What turned out to be interesting was that the docs for Cloud Tasks didn't say how to set the content-type of the POST. It assumes that the content-type is applciation/octet-stream, which is a fine default, but given the Node library, it's certainly possible to imagine that they could see that the body being passed in was an Object, and then make the content-type applciation/json. But they don't.

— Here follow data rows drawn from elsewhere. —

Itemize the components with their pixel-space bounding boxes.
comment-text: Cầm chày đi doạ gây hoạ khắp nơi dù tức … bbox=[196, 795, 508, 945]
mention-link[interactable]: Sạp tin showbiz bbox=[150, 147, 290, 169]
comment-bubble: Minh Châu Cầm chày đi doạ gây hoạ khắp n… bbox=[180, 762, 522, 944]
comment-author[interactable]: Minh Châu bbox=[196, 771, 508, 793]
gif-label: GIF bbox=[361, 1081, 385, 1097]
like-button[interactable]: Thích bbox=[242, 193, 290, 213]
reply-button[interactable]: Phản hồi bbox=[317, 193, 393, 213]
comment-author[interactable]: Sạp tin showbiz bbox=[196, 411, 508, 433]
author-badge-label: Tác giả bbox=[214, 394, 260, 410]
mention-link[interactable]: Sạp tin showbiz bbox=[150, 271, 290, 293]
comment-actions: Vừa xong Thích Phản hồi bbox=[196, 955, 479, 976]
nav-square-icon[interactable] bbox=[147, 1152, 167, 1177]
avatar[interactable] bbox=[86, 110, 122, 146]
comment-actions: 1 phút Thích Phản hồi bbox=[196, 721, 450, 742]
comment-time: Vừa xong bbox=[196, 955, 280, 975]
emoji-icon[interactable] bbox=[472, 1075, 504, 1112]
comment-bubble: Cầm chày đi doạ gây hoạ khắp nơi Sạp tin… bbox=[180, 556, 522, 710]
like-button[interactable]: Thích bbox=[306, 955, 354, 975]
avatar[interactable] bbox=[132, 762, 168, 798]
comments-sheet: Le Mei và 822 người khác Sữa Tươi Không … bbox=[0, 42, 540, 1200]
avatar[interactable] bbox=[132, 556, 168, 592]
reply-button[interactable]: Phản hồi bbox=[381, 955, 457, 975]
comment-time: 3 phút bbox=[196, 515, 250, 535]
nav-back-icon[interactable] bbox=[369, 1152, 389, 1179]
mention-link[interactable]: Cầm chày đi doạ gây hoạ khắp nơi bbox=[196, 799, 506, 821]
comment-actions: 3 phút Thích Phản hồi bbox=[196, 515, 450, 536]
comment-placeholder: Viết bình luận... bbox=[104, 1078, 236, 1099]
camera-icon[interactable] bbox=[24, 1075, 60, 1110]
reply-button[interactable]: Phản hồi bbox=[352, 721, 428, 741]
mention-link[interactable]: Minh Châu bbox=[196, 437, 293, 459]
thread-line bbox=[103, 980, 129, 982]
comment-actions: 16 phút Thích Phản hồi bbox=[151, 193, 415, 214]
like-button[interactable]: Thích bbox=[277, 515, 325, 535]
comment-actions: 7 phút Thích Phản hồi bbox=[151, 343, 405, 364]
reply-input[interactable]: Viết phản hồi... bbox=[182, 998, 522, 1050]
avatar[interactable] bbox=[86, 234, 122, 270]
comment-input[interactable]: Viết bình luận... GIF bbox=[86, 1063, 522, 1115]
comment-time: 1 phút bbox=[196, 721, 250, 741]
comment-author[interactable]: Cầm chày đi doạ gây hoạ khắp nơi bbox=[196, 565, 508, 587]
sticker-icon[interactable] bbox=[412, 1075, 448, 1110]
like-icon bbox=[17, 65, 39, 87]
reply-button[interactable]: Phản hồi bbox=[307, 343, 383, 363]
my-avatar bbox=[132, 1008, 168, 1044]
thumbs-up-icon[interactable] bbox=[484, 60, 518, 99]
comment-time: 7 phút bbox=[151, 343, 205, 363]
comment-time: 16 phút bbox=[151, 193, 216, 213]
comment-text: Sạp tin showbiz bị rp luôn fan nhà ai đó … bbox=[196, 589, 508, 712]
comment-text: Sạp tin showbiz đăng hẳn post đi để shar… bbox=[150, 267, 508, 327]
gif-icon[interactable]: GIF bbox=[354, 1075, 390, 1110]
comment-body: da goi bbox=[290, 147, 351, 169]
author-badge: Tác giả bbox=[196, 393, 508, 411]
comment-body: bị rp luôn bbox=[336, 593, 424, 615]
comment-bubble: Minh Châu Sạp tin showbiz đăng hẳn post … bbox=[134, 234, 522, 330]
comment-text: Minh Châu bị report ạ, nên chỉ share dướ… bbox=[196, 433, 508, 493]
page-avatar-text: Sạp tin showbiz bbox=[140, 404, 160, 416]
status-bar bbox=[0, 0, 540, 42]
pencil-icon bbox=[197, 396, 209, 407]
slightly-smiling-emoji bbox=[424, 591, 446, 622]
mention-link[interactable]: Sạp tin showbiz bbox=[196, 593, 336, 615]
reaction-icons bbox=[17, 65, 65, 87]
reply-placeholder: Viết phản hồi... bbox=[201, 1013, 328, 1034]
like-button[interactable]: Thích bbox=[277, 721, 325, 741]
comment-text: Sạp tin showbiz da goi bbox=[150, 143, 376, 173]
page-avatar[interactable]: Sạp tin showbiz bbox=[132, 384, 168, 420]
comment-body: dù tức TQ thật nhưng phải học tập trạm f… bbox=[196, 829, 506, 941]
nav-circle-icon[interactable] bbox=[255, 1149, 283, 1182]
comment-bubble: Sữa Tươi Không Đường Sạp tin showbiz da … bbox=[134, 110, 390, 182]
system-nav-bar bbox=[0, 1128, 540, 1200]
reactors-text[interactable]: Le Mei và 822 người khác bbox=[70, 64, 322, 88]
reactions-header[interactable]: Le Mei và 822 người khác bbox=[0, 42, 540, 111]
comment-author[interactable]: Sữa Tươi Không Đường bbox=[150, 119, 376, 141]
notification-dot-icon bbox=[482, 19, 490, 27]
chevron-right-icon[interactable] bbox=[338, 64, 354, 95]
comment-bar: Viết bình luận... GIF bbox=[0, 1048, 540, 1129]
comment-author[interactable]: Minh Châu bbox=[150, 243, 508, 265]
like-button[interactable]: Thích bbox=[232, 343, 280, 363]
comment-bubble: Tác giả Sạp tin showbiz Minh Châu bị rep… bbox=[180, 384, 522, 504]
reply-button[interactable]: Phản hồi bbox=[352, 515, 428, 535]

Instead, they leave an undocumented feature on the creation of the task:

  // build up the argument for Cloud Task creation
  const task = {
    httpRequest: {
      httpMethod: method || 'POST',
      url,
    },
  }
  // ...add in the body if we have been given it - based on the type
  if (body) {
    if (Buffer.isBuffer(body)) {
      task.httpRequest.body = body.toString('base64')
    } else if (typeof body === 'string') {
      task.httpRequest.body = Buffer.from(body).toString('base64')
    } else if (typeof body === 'object') {
      task.httpRequest.body = Buffer.from(JSON.stringify(body)).toString('base64')
      task.httpRequest.headers = { 'content-type': 'application/json' }
    } else {
      // we don't know how to handle whatever it is they passed us
      log.error(errorMessages.badTaskBodyType)
      return { success: false, error: errorMessages.badTaskBodyType, body }
    }
  }
  // ...add in the delay, in sec, if we have been given it
  if (delaySec) {
    task.scheduleTime = {
      seconds: Number(delaySec) + Date.now() / 1000,
    }
  }

The ability to set the headers for the call is really very nice, as it opens up a lot of functionality if you wanted to add in a Bearer token, for instance. But you'll have to be careful about the time... the same data will be used for retries, so you would have to give it sufficient time on the token to enable it to be used for any retry.

With this, I was able to put together the sequence of Tasks that would quickly dispatch the processing, and return the original webhook back to Stripe. Quite nice to have it all done by the Cloud Tasks... AWS would have required that I process the events off an SQS queue, and while I've done that, it's not as simple as firing off a Task and fogetting about it.